Bassist/composer Adi Meyerson not only hears music, but she sees it. “I have this thing called synesthesia,” she said during a recent interview at Jazz at Lincoln Center, explaining that her brain is wired to link sound with colors, letters, and numbers. Arguably, a synesthete’s approach to music may not be ordinary, but Meyerson is not an ordinary musician. Intuitive and perspicacious, she displays a musical maturity that belies her newcomer status.

Meyerson released her debut album Where We Stand (A:M Records) this past June, four years after graduating from a joint program between The Israel Conservatory of Music in Tel Aviv and The New School for Jazz and Contemporary Music in New York City. Listening to the album, it’s hard to believe that Meyerson had only been playing upright for eight months when she auditioned for the program; she’d developed her rhythm chops playing rock and fusion on the electric bass during high school. But at her audition the late Israeli pianist/composer Amit Golan, founder of the Center for Jazz Studies at the Israel Conservatory, saw something in the young player and brought her into the program despite her limited acoustic experience. He then urged her to move in that direction. “I owe him my career in jazz. He didn’t give up on the fact that I wasn’t very good,” said Meyerson.

Whatever her starting point, there’s no denying Meyerson’s virtuosic command of her instrument today. Since she moved to New York in 2012, she’s played some of the city’s best venues—Dizzy’s Club Coca Cola, Smalls, Smoke Jazz, and, for her album release, Jazz Standard—and she’s shared the bandstand with established luminaries as diverse as saxophonist Joel Frahm, drummer Charli Persip, and singer-pianist Champion Fulton. Beyond her work in others’ ensembles, she also leads a quintet that performs her own original music.

“I remember when she first showed up on the New York jazz scene,” said Frahm in a phone call after a concert at the Vitoria-Gasteiz Jazz Festival in Spain this summer. “[I was] impressed by her presence, and because the acoustic bass is such a challenging instrument. It’s rare to see young people who have so much poise.”

Frahm was the senior-most player on the new album, a collection of nine originals that reflect Meyerson’s five years of personal and musical development upon moving to New York. The earliest composition on the recording, “Little Firefly,” features Frahm on a skittering, artful solo and masterful vocalist Camila Meza singing Meyerson’s enticing melody and pensive lyrics; the tune evokes clear yet shifting visual images. In contrast, the latest composition on the recording, “Where We Stand,” is more abstract and harmonically complex. “I wrote it [only] a month before the session and had a question mark on it when we went into the studio,” Meyerson said. “But I took the first take and it became the title track.”

While Meyerson hesitates to delineate a clear evolution in her composing, she admits that over the last few years her work has become deeper, more meaningful. Of late, she’s been trying to stretch herself, she says, experimenting with open forms and melodies that start at one place and end in another. Artistically, it’s an ongoing process. “I’m still learning how to play my own music….It [takes] a lot of listening back and realizing that this doesn’t work or that this sounds good. It took me a long time to be able to say that and believe it,” she admitted.

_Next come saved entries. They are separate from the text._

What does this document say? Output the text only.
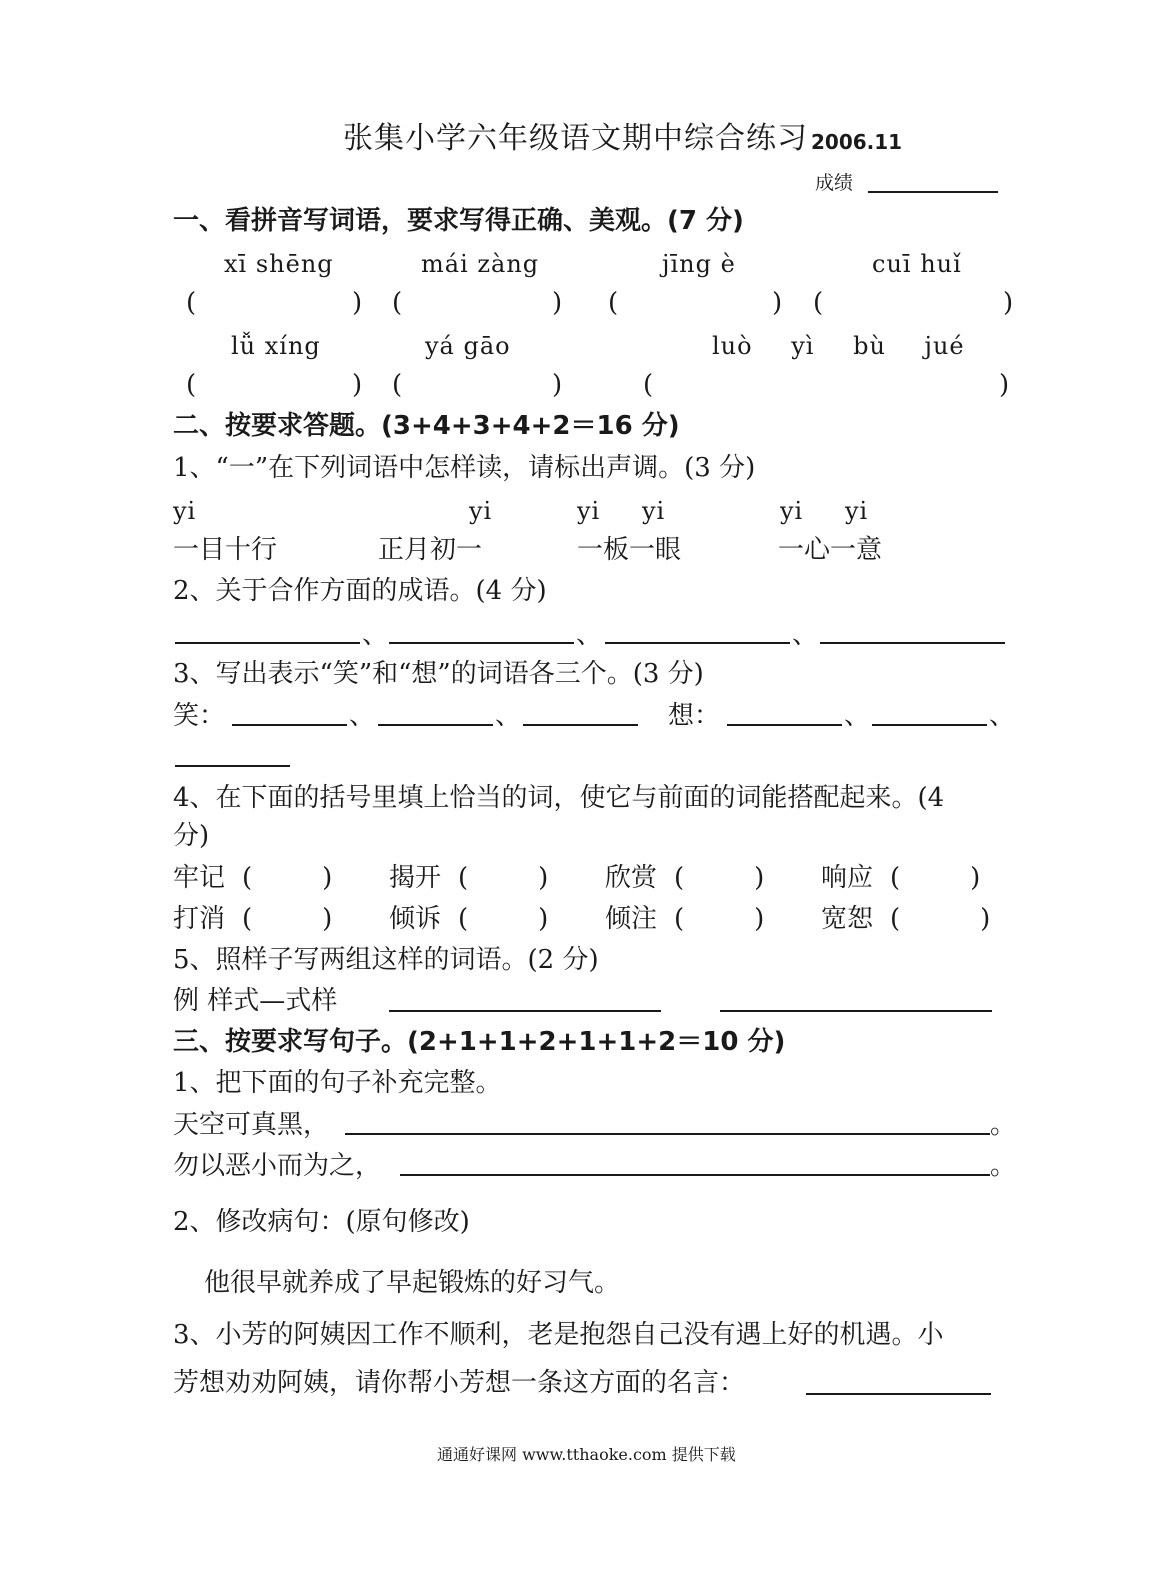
张集小学六年级语文期中综合练习 2006.11
成绩
一、看拼音写词语，要求写得正确、美观。(7 分)
xī shēng	mái zàng	jīng è	cuī huǐ
(	) (	) (	) (	)
lǚ xíng	yá gāo	luò yì bù jué
(	) (	)	(	)
二、按要求答题。(3+4+3+4+2＝16 分)
1、“一”在下列词语中怎样读，请标出声调。(3 分)
yi	yi	yi yi	yi yi
一目十行	正月初一	一板一眼	一心一意
2、关于合作方面的成语。(4 分)
、	、	、
3、写出表示“笑”和“想”的词语各三个。(3 分)
笑：	、	、	想：	、	、
4、在下面的括号里填上恰当的词，使它与前面的词能搭配起来。(4
分)
牢记 (	) 揭开 (	) 欣赏 (	) 响应 (	)
打消 (	) 倾诉 (	) 倾注 (	) 宽恕 (	)
5、照样子写两组这样的词语。(2 分)
例 样式—式样
三、按要求写句子。(2+1+1+2+1+1+2＝10 分)
1、把下面的句子补充完整。
天空可真黑，	。
勿以恶小而为之，	。
2、修改病句：(原句修改)
他很早就养成了早起锻炼的好习气。
3、小芳的阿姨因工作不顺利，老是抱怨自己没有遇上好的机遇。小
芳想劝劝阿姨，请你帮小芳想一条这方面的名言：
通通好课网 www.tthaoke.com 提供下载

As a bandleader, though, Meyerson displays no hint of doubt about what she wants from her music or her collaborators. “The thing that sticks out to me…. is that she has a really strong idea of who she wants to be as a musician and is committed to that direction,” observed Frahm.

When asked about what that direction might be, Meyerson doesn’t hesitate to respond. On her to-do list is a strings project that is less about jazz, maybe with electric bass. She’ll continue to work with her quintet, and perhaps they’ll record a standards album. She also wants to do a bassist tribute project, where she performs lesser-known tunes by composer-bassists like herself. And, most intriguingly, she is looking to write a five-piece suite of new music based on the work of Japanese sculptor Yayoi Kusama, whose intense, multi-hued art triggers sonic explosions in Meyerson’s brain.  “Her colors are like…sound everywhere,” she said.

Meyerson agreed that the list is a long one, and she’s not really sure what will come next. “Right now they’re just theoretical ideas,” she concluded.